Brewing Battle has been reviewed over 13 times.
Mittelman, historian and writer, provides a detailed history of American beer in this book that spans the early Colonial days to the present. American beer has been influenced by many German and Czech immigrants who brought their brewing expertise to the US and founded many breweries. The important topics of taxation and regulation of alcoholic beverages are comprehensively described. Organizations such as the United States Brewers Organization, which enabled brewers to work cooperatively together, are a significant part of the history. Prohibition, dry geographic regions, and the legal drinking age have all impacted the brewing industry. As young adults began to drive regularly, auto accidents associated with alcohol consumption became an issue, and organizations such as Mothers against Drunk Driving (MADD) were established. Technology issues, such as the sterilization of beer and the development of better containers, are also part of this history. The work contains eight chapters and includes many references for those who want to read original sources. Summing up: RECOMMENDED – ALL READERS. Choice, Science and Technology, 2008.

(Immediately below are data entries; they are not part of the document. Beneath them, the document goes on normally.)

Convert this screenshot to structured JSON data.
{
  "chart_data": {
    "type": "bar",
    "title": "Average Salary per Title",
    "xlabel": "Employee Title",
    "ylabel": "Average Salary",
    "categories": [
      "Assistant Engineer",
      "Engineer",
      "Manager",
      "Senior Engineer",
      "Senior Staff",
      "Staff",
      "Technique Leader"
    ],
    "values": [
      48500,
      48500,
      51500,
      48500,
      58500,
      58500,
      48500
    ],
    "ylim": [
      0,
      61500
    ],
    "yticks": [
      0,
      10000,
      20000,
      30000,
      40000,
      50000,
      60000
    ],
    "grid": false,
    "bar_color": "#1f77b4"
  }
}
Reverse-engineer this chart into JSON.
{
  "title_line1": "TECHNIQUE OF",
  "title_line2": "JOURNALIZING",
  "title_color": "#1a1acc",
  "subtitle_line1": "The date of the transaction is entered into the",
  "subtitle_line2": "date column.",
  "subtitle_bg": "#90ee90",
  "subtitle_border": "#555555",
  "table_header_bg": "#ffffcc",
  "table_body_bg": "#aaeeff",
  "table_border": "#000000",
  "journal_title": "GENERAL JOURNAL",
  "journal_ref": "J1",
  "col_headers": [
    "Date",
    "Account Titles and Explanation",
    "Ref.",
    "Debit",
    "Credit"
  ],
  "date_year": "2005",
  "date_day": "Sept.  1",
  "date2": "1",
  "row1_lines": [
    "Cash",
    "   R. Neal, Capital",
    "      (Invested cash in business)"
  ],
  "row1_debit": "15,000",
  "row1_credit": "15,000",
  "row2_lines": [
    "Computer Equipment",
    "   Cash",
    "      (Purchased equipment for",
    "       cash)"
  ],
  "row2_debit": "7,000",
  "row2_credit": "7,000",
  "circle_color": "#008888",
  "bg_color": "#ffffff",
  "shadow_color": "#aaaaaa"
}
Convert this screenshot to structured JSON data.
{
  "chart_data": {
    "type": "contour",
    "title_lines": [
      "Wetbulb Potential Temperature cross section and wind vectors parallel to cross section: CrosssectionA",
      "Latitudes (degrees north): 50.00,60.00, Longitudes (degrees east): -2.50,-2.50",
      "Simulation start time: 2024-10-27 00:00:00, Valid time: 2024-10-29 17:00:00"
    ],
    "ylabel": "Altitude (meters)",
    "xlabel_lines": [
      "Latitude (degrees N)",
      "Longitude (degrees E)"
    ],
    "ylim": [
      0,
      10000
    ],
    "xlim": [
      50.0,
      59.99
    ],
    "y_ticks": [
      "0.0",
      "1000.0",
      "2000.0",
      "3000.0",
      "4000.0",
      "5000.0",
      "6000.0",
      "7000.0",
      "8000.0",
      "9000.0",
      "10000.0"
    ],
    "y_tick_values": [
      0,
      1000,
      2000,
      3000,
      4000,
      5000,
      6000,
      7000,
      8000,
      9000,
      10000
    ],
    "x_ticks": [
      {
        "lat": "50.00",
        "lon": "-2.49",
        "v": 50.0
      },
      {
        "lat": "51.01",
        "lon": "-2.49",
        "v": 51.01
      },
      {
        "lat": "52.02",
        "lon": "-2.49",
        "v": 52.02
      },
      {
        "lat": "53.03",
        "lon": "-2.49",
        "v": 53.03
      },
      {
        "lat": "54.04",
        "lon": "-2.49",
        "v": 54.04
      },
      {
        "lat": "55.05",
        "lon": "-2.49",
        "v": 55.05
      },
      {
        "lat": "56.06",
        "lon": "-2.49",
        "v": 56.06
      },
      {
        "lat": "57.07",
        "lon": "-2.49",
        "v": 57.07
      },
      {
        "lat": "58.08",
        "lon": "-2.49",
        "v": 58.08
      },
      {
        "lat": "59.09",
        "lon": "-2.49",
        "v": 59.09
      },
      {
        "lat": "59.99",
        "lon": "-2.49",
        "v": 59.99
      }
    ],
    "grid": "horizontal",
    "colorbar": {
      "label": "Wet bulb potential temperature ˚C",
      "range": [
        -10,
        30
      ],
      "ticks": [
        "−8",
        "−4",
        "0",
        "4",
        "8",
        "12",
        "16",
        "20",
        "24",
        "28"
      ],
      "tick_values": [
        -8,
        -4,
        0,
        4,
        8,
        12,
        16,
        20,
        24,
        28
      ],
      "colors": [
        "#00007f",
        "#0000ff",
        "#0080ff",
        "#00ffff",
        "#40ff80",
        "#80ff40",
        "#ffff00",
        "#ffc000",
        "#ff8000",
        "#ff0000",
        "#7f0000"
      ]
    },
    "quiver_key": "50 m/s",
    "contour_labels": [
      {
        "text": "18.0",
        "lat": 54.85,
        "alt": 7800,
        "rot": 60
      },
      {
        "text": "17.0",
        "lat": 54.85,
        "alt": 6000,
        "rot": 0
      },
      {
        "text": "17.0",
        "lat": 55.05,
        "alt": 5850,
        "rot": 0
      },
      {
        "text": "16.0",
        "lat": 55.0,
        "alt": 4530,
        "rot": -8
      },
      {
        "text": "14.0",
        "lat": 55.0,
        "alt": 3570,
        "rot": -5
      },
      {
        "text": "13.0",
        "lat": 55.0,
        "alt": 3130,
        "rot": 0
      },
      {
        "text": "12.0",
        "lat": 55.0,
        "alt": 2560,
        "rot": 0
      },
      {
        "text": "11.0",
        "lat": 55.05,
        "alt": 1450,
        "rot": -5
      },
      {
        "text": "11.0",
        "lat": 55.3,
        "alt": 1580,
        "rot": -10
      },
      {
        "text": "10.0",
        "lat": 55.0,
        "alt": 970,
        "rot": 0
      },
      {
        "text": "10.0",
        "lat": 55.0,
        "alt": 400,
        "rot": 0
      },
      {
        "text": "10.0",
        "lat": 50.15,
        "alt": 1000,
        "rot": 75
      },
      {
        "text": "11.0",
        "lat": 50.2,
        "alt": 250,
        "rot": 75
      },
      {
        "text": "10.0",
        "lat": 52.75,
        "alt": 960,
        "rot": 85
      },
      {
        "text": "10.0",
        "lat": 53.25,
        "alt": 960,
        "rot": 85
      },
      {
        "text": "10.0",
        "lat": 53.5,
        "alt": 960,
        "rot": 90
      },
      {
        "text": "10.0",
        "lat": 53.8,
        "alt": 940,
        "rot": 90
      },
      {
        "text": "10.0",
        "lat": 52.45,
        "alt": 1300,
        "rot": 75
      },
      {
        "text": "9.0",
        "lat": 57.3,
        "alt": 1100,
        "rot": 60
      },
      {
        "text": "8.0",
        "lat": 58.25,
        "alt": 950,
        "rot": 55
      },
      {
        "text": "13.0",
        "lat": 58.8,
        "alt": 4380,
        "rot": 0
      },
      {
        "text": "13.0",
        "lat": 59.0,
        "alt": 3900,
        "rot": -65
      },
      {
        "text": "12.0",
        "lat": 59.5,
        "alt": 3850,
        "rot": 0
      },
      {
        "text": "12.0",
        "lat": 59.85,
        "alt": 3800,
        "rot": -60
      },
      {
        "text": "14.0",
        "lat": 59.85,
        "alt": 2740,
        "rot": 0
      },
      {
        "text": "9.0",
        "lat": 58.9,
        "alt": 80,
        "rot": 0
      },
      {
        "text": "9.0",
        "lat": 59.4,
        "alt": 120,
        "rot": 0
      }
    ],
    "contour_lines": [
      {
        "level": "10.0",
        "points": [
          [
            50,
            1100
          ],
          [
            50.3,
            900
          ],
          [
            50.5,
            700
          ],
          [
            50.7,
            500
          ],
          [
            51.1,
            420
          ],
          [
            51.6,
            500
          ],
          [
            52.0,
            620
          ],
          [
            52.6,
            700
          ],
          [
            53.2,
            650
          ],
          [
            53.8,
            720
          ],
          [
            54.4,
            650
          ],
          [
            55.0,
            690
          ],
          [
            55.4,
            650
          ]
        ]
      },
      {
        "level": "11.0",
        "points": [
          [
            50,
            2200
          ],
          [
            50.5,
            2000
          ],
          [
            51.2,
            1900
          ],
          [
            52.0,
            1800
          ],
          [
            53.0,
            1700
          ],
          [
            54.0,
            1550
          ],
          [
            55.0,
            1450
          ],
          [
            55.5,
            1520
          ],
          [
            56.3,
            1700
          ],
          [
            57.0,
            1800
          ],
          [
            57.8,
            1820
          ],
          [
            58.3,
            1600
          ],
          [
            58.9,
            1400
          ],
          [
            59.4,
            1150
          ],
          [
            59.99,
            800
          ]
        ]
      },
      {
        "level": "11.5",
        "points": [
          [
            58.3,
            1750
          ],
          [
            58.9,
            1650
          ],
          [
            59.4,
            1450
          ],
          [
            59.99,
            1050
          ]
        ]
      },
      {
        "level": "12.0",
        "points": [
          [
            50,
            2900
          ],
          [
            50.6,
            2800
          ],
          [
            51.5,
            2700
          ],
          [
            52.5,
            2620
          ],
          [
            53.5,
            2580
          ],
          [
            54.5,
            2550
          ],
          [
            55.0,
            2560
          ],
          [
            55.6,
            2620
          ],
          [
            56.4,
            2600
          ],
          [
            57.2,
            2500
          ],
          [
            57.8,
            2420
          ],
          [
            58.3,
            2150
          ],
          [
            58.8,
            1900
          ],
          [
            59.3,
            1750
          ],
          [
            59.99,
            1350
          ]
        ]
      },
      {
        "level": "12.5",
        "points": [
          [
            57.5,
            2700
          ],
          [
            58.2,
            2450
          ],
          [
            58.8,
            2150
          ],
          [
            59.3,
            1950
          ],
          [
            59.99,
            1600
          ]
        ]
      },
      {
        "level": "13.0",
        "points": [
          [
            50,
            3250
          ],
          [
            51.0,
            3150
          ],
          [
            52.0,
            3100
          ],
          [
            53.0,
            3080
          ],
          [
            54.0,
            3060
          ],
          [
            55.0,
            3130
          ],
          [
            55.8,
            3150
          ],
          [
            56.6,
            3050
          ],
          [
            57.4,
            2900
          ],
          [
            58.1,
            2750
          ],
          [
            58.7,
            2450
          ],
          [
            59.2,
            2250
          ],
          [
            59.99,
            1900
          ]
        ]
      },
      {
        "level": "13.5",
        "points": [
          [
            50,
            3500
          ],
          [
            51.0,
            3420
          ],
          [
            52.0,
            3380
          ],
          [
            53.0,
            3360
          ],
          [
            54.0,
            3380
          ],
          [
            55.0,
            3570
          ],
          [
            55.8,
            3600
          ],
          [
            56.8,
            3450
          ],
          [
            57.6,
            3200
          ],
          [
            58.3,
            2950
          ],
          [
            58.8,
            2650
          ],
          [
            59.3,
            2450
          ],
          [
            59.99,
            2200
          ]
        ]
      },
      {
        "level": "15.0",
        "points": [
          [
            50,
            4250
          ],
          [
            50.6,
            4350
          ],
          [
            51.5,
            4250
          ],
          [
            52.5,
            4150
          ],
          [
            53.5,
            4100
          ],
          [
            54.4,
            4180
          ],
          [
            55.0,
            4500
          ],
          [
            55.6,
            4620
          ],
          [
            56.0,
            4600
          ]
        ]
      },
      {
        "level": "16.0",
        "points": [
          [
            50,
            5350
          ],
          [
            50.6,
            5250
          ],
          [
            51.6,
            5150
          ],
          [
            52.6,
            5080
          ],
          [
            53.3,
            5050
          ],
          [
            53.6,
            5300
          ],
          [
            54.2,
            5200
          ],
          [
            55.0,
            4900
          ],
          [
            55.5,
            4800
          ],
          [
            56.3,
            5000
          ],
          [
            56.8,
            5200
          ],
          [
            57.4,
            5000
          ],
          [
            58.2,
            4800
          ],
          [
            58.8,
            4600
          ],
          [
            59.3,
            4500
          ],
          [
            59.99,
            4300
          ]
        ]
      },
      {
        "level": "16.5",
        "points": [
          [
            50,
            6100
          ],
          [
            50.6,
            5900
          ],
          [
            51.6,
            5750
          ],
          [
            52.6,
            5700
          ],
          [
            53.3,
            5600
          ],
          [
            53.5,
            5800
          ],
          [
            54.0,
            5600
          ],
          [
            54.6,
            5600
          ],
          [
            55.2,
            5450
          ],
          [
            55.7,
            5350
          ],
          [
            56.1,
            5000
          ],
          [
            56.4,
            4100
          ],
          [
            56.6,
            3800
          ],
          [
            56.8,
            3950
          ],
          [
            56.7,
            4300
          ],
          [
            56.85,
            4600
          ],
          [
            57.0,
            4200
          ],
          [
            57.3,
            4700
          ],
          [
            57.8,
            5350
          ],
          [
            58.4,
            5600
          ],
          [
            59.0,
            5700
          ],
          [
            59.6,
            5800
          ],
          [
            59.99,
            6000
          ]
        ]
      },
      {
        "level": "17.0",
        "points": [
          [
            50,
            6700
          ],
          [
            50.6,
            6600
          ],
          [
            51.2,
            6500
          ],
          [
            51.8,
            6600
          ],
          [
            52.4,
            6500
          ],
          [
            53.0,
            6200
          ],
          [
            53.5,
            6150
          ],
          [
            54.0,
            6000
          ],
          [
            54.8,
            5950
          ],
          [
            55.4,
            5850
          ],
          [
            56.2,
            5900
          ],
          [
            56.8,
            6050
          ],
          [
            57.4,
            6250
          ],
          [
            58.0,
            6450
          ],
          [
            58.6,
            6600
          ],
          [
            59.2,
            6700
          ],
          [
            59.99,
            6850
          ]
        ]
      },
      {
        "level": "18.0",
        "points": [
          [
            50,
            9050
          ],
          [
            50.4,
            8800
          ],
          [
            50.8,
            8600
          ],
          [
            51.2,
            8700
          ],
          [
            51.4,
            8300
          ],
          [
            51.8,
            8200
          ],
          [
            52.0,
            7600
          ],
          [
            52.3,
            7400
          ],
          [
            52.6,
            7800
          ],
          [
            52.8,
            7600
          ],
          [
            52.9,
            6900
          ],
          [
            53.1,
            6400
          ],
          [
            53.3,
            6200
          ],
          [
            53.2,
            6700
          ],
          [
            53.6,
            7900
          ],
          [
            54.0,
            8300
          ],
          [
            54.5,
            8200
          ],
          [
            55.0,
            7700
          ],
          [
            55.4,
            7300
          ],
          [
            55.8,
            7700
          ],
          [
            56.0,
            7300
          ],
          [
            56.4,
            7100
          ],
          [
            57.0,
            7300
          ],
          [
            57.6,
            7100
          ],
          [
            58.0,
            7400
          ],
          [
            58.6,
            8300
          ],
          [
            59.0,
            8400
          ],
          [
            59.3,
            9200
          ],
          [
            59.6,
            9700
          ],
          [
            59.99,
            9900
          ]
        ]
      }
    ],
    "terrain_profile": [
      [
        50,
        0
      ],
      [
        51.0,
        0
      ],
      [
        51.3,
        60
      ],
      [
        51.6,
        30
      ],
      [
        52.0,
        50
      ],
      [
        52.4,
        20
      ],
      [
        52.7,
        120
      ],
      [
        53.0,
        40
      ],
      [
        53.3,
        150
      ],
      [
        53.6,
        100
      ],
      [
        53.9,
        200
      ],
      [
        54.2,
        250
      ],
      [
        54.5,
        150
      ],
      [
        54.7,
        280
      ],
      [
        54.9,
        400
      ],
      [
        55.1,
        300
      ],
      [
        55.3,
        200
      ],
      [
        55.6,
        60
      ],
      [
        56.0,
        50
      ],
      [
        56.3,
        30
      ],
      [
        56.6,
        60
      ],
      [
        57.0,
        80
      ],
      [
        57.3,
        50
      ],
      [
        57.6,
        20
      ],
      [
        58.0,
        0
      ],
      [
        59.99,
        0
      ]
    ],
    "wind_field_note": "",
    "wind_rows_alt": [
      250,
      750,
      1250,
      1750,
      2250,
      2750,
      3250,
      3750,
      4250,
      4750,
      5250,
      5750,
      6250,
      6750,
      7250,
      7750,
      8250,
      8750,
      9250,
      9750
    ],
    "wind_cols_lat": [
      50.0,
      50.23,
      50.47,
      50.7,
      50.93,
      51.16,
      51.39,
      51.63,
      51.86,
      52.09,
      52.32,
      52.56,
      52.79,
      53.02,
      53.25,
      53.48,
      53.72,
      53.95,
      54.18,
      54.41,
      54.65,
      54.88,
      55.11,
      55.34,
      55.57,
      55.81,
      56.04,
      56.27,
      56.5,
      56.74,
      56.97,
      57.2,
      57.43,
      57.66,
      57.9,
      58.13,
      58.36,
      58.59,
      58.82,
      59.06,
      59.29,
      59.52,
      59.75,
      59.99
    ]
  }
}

Well, I am now coming up to half way through Amy Mittelman’s book Brewing Battles and I have to tell you that as far as I am concerned this is the best book on US beer history I have had my hands on. That being said, I admit I have not got a copy of 1962’s Brewed in America The level of research and detail is simply richer that found in Ambitious Brew and, unlike Beer In America: The Early Years, it’s not just about the early years.
There is a good explanation of the role of taxation and beer from the Civil War when it became a prime source of Federal Revenue to WWI when income tax replaced it, thus assisting in the freeing up beer to be part of prohibition. While not as dry as Tremblay and Tremblay, there is an academic tone to the book but once you are rolling along with the text, it’s not an issue.
The quality of the footnoting which, combined with internet news archiving and Google Books, allows the reader to corroborate much of the detail on the go if that is what you are into.
Buy it. A Good Beer Blog May 2008.
The history of the American brewing industry is a history of a battle between control and individual freedom,” writes Amy Mittelman in the introduction to her far-reaching study, Brewing Battles: A History of American Beer. Her carefully researched book details many battles under this rubric, from colonial times to the present: federal taxation and regulation as opposed to individual (and then united) brewers’ desires to control their own destiny; moral regulation in the form of Prohibition versus individuals’ wishes to control their own behavior; and corporate conglomeration challenged by craft brewers and niche marketers. Mittelman does not neglect ethnicity in this story, telling how immigrant German and Czech brewers made lager king of American beers. Minnesota History Fall 2008.